Antes de que pueda hacer algo, Candela siente que alguien le agarra el brazo. Se asusta y grita para luego descubrir que se trata de Tati.
—Te perdimos, ¿estás bien?
De a poco, la cara de Tati va tomando forma; su pregunta logró escucharla bien clara.
—Creo que estoy un poco mareada, no sé qué me pasa —responde, ignorando lo que acaba de ver.
—Vamos a buscar un poco de agua.
Aún de la mano de Tati, Candela tiembla. Escalofríos de inquietud e incertidumbre recorren su cuerpo. El agua logra confortarla, pero no lo suficiente. Mientras Nico y Tati conversan de cosas que ella oye pero no entiende, Candela se siente cada vez más extraña. No sabe en qué confiar, ni en quién; sus amigos ahora parecen extraños. Recién entonces, Candela se da cuenta de que la barra esconde detrás de las botellas coloridas de alcohol, un espejo. Candela se busca en el reflejo, pero no se encuentra. Allí, una silueta castaña, un tanto más oscura y de ojos verdes está sentada en el lugar exacto donde se encuentra ella, con la cabeza apoyada sobre la misma mano izquierda que lo hace ella, mirándola.
Es Ángeles. La chica del espejo es Ángeles, Candela es Ángeles. Las personas que ella creía que eran sus amigos ya no le hablan ni la miran, no la reconocen. Pero Ángeles no se siente capaz de lidiar con eso ahora. Una avalancha de sentimientos, pensamientos, personas y recuerdos, hasta entonces ajenos, le inundan la mente. Candela no sabe distinguir cuál fue la verdadera primera vez que aprendió a andar en bicicleta, ni cuál de las personas que llamaría "papás" realmente lo son. De repente, la sensación de inseguridad y paranoia se repite. Candela empieza a correr, haciendo paso entre las personas. Sus pies le arden al pisar. No sabe a dónde va ni por qué, pero sabe que tiene que hacerlo.

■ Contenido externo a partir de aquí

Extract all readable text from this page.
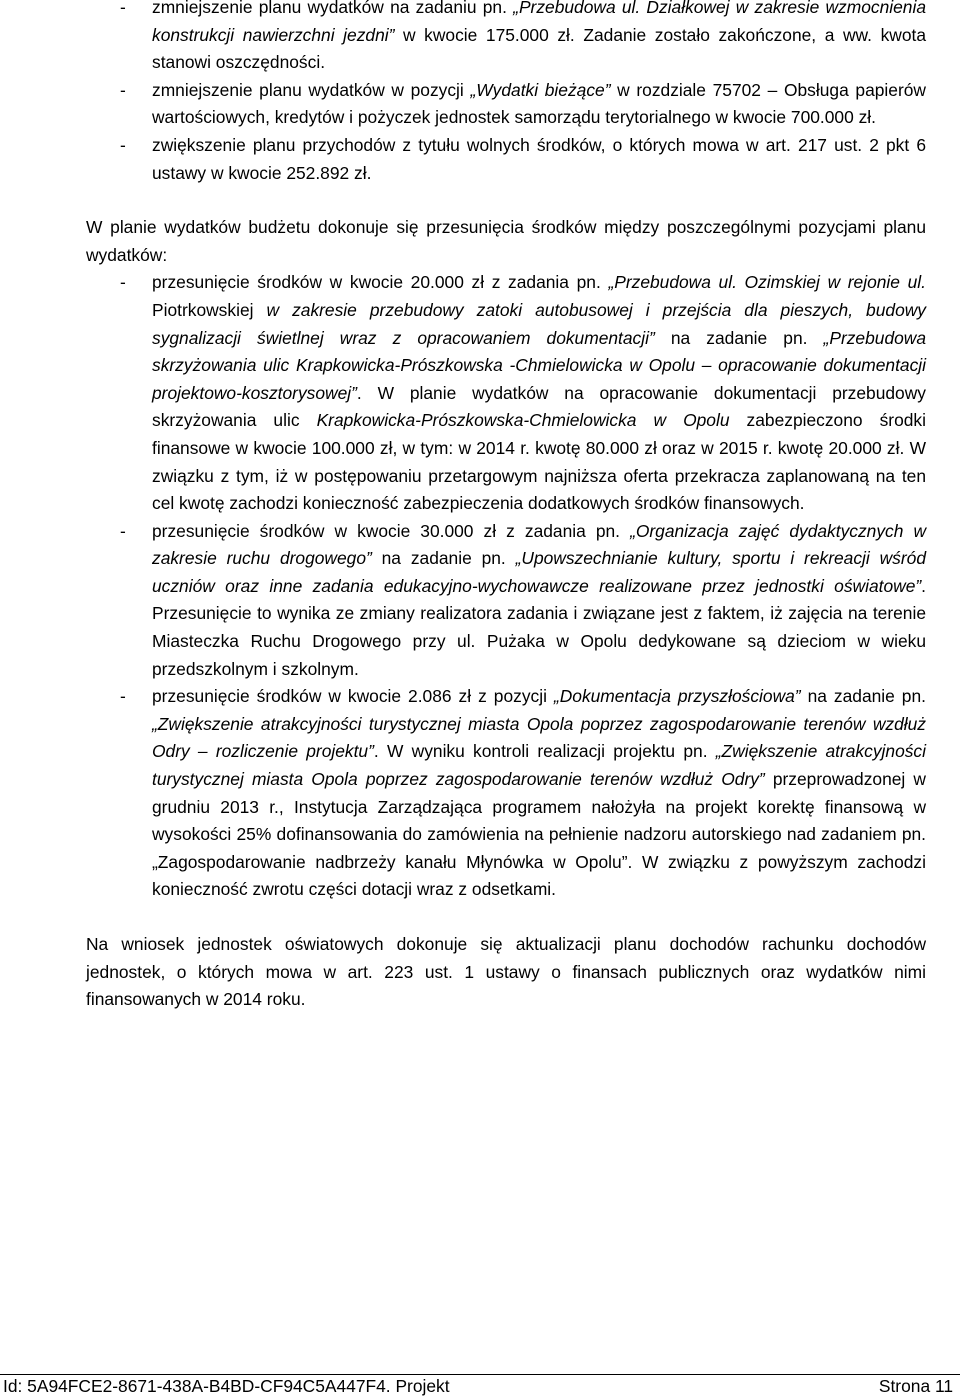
- zmniejszenie planu wydatków na zadaniu pn. „Przebudowa ul. Działkowej w zakresie wzmocnienia konstrukcji nawierzchni jezdni” w kwocie 175.000 zł. Zadanie zostało zakończone, a ww. kwota stanowi oszczędności.
- zmniejszenie planu wydatków w pozycji „Wydatki bieżące” w rozdziale 75702 – Obsługa papierów wartościowych, kredytów i pożyczek jednostek samorządu terytorialnego w kwocie 700.000 zł.
- zwiększenie planu przychodów z tytułu wolnych środków, o których mowa w art. 217 ust. 2 pkt 6 ustawy w kwocie 252.892 zł.
W planie wydatków budżetu dokonuje się przesunięcia środków między poszczególnymi pozycjami planu wydatków:
- przesunięcie środków w kwocie 20.000 zł z zadania pn. „Przebudowa ul. Ozimskiej w rejonie ul. Piotrkowskiej w zakresie przebudowy zatoki autobusowej i przejścia dla pieszych, budowy sygnalizacji świetlnej wraz z opracowaniem dokumentacji” na zadanie pn. „Przebudowa skrzyżowania ulic Krapkowicka-Prószkowska -Chmielowicka w Opolu – opracowanie dokumentacji projektowo-kosztorysowej”. W planie wydatków na opracowanie dokumentacji przebudowy skrzyżowania ulic Krapkowicka-Prószkowska-Chmielowicka w Opolu zabezpieczono środki finansowe w kwocie 100.000 zł, w tym: w 2014 r. kwotę 80.000 zł oraz w 2015 r. kwotę 20.000 zł. W związku z tym, iż w postępowaniu przetargowym najniższa oferta przekracza zaplanowaną na ten cel kwotę zachodzi konieczność zabezpieczenia dodatkowych środków finansowych.
- przesunięcie środków w kwocie 30.000 zł z zadania pn. „Organizacja zajęć dydaktycznych w zakresie ruchu drogowego” na zadanie pn. „Upowszechnianie kultury, sportu i rekreacji wśród uczniów oraz inne zadania edukacyjno-wychowawcze realizowane przez jednostki oświatowe”. Przesunięcie to wynika ze zmiany realizatora zadania i związane jest z faktem, iż zajęcia na terenie Miasteczka Ruchu Drogowego przy ul. Pużaka w Opolu dedykowane są dzieciom w wieku przedszkolnym i szkolnym.
- przesunięcie środków w kwocie 2.086 zł z pozycji „Dokumentacja przyszłościowa” na zadanie pn. „Zwiększenie atrakcyjności turystycznej miasta Opola poprzez zagospodarowanie terenów wzdłuż Odry – rozliczenie projektu”. W wyniku kontroli realizacji projektu pn. „Zwiększenie atrakcyjności turystycznej miasta Opola poprzez zagospodarowanie terenów wzdłuż Odry” przeprowadzonej w grudniu 2013 r., Instytucja Zarządzająca programem nałożyła na projekt korektę finansową w wysokości 25% dofinansowania do zamówienia na pełnienie nadzoru autorskiego nad zadaniem pn. „Zagospodarowanie nadbrzeży kanału Młynówka w Opolu”. W związku z powyższym zachodzi konieczność zwrotu części dotacji wraz z odsetkami.
Na wniosek jednostek oświatowych dokonuje się aktualizacji planu dochodów rachunku dochodów jednostek, o których mowa w art. 223 ust. 1 ustawy o finansach publicznych oraz wydatków nimi finansowanych w 2014 roku.
Id: 5A94FCE2-8671-438A-B4BD-CF94C5A447F4. Projekt	Strona 11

Entonces, Candela siente que algo la frena. Está inmovilizada, no puede ver nada a su alrededor y su agitación aumenta aún más. Allí comienza repentinamente el dolor agudo en el pecho, precisamente a cinco centímetros del esternón. El dolor extremo y punzante pronto se disemina por todo su torso, sus brazos, luego sus piernas. Candela no sangra, pero sabe que algo la impactó allí dentro. Poco a poco, empieza a desvanecerse. Se siente liviana, se siente volátil. El cuerpo ya no le duele porque su mente se va apagando. Ángeles cae al suelo una vez más, pero esta vez, no volverá a levantarse.